UNGARAN – Sebagai bentuk komitmen nyata dalam menjaga kelestarian ekosistem hutan, Polres Semarang Polda Jawa Tengah menggelar aksi penanaman pohon di Kawasan Hutan Lindung Petak 1009E, Desa Mluweh, Kecamatan Ungaran Timur, Sabtu (13/12/2025).
Kegiatan yang melibatkan sinergi strategis antarlembaga ini menggandeng Perhutani Kesatuan Pemangkuan Hutan (KPH) Semarang, Bagian Kesatuan Pemangkuan Hutan (BKPH) Penggaron, serta puluhan pelajar SMK Miftakhul Ulum Ungaran. Aksi serupa juga dilaksanakan secara serentak oleh seluruh Polsek jajaran Polres Semarang.

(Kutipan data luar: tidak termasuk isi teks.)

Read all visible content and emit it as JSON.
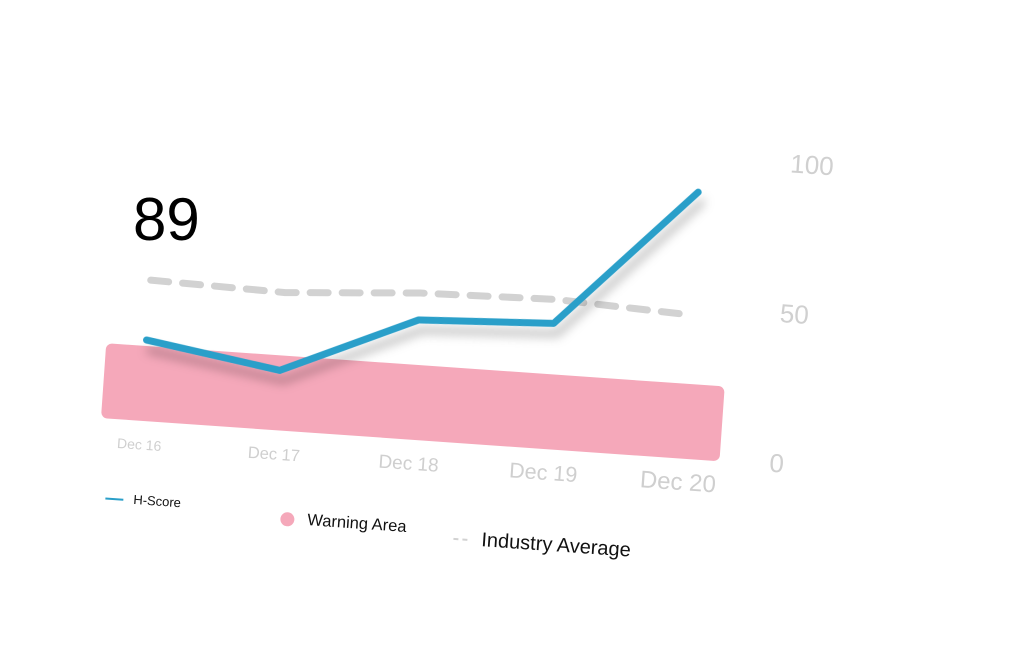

Dalam sambutannya, Kapolres Semarang, AKBP Ratna Quratul Ainy, S.I.K., M.Si., menyampaikan apresiasi setinggi-tingginya atas dukungan dan kolaborasi dari seluruh pihak, terutama keterlibatan aktif para pelajar.
“Hari ini kita diberikan rahmat dan kesempatan untuk bersama-sama memulai langkah kecil yang bermakna besar bagi lingkungan. Aksi menanam pohon ini semoga menjadi kebiasaan dan budaya baru kita ke depan,” ujar AKBP Ratna.
Beliau menekankan, keterlibatan generasi muda bukan sekadar partisipasi seremonial, melainkan investasi edukasi untuk menanamkan rasa cinta dan tanggung jawab terhadap alam sejak dini. “Kehadiran adik-adik pelajar hari ini adalah contoh nyata. Mari kita tularkan semangat ini, dimulai dari menanam dan merawat pohon di lingkungan masing-masing,” ajaknya.
Momentum ini juga dijadikan sebagai refleksi untuk belajar dari musibah bencana alam yang melanda beberapa wilayah di Indonesia. Kapolres mengajak seluruh yang hadir untuk turut berduka dan memberikan dukungan, sekaligus mengambil hikmah akan pentingnya menjaga keseimbangan alam.
“Marilah kita jadikan peristiwa alam di tempat lain sebagai pelajaran berharga. Menjaga kelestarian hutan dan lingkungan adalah upaya konkrit kita untuk mencegah bencana, mewariskan bumi yang sehat untuk anak cucu kita nanti,” pesan AKBP Ratna.
Kegiatan diakhiri dengan penanaman bersama berbagai jenis bibit pohon yang disesuaikan dengan ekosistem hutan lindung. Aksi simbolis ini diharapkan tidak berhenti di satu titik, tetapi dapat menyebar menjadi gerakan masyarakat yang berkelanjutan.
“Harapan kami, Kabupaten Semarang tetap aman dan kondusif, baik dari ancaman bencana alam maupun gangguan kamtibmas. Partisipasi semua pihak, termasuk generasi muda, adalah kunci utamanya,” tutup Kapolres Ratna.